In modern semiconductor applications, populously packed transistors occupy a single wafer. To operate, the individual transistor components require electrical isolation. As such, many individuals, corporations and businesses have developed and continually strive for new techniques to achieve isolation. One popular recent technique, known as trench isolation, forms trenches or openings between adjacent components.
Commonly, depending upon application, trench isolation falls into one of three processing categories: shallow (or shallow trench isolation, STI), with trenches less than about one micron deep; moderate, with trenches from about one to about three microns; and deep, with trenches greater than about three microns.
In a typical trench isolation process to form a standard isolation structure, a wafer is provided with successively deposited dielectric layers thereon, usually a pad oxide and a nitride layer. The dielectrics are etched first and then the wafer. This results in a trench. A liner oxide for the trench is grown and the trench is oxide filled, usually by chemical vapor deposition (CVD). The oxide may be annealed and the entire structure is planarized, usually by chemical mechanical polishing (CMP). Then, the dielectric layers are removed by wet etch and a thin, sacrificial layer of oxide is grown to anneal wafer surface damage. This is followed by another wet etch. The gate oxide is grown, poly deposited and gate patterned.

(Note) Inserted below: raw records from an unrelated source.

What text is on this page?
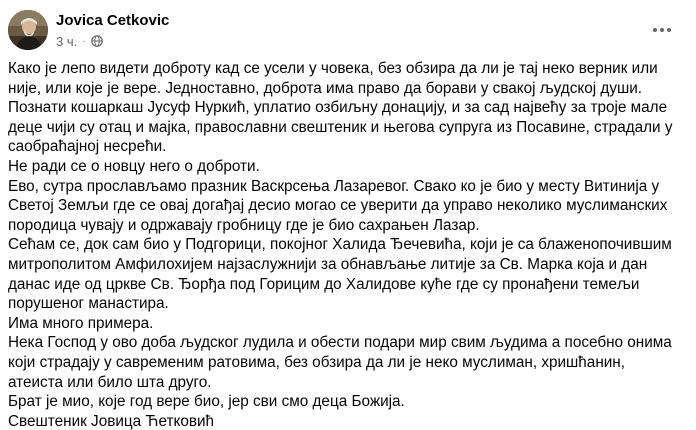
Jovica Cetkovic
3 ч. ·

Како је лепо видети доброту кад се усели у човека, без обзира да ли је тај неко верник или

није, или које је вере. Једноставно, доброта има право да борави у свакој људској души.

Познати кошаркаш Јусуф Нуркић, уплатио озбиљну донацију, и за сад највећу за троје мале

деце чији су отац и мајка, православни свештеник и његова супруга из Посавине, страдали у

саобраћајној несрећи.

Не ради се о новцу него о доброти.

Ево, сутра прослављамо празник Васкрсења Лазаревог. Свако ко је био у месту Витинија у

Светој Земљи где се овај догађај десио могао се уверити да управо неколико муслиманских

породица чувају и одржавају гробницу где је био сахрањен Лазар.

Сећам се, док сам био у Подгорици, покојног Халида Ђечевића, који је са блаженопочившим

митрополитом Амфилохијем најзаслужнији за обнављање литије за Св. Марка која и дан

данас иде од цркве Св. Ђорђа под Горицим до Халидове куће где су пронађени темељи

порушеног манастира.

Има много примера.

Нека Господ у ово доба људског лудила и обести подари мир свим људима а посебно онима

који страдају у савременим ратовима, без обзира да ли је неко муслиман, хришћанин,

атеиста или било шта друго.

Брат је мио, које год вере био, јер сви смо деца Божија.

Свештеник Јовица Ћетковић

Until recently, however, the foregoing techniques were sufficient for many applications. But with a device such as a dynamic random access memory (DRAM) array with sub-quarter micron dimensions requiring multitudes of highly-densely integrated, extremely low power transistors, even the slightest amount of transistor leakage may cause retention time failures in memory cells. As such, the state of the art, especially DRAM's, demand more robust isolation structures that completely prevent or greatly reduce undesirable transistor leakage.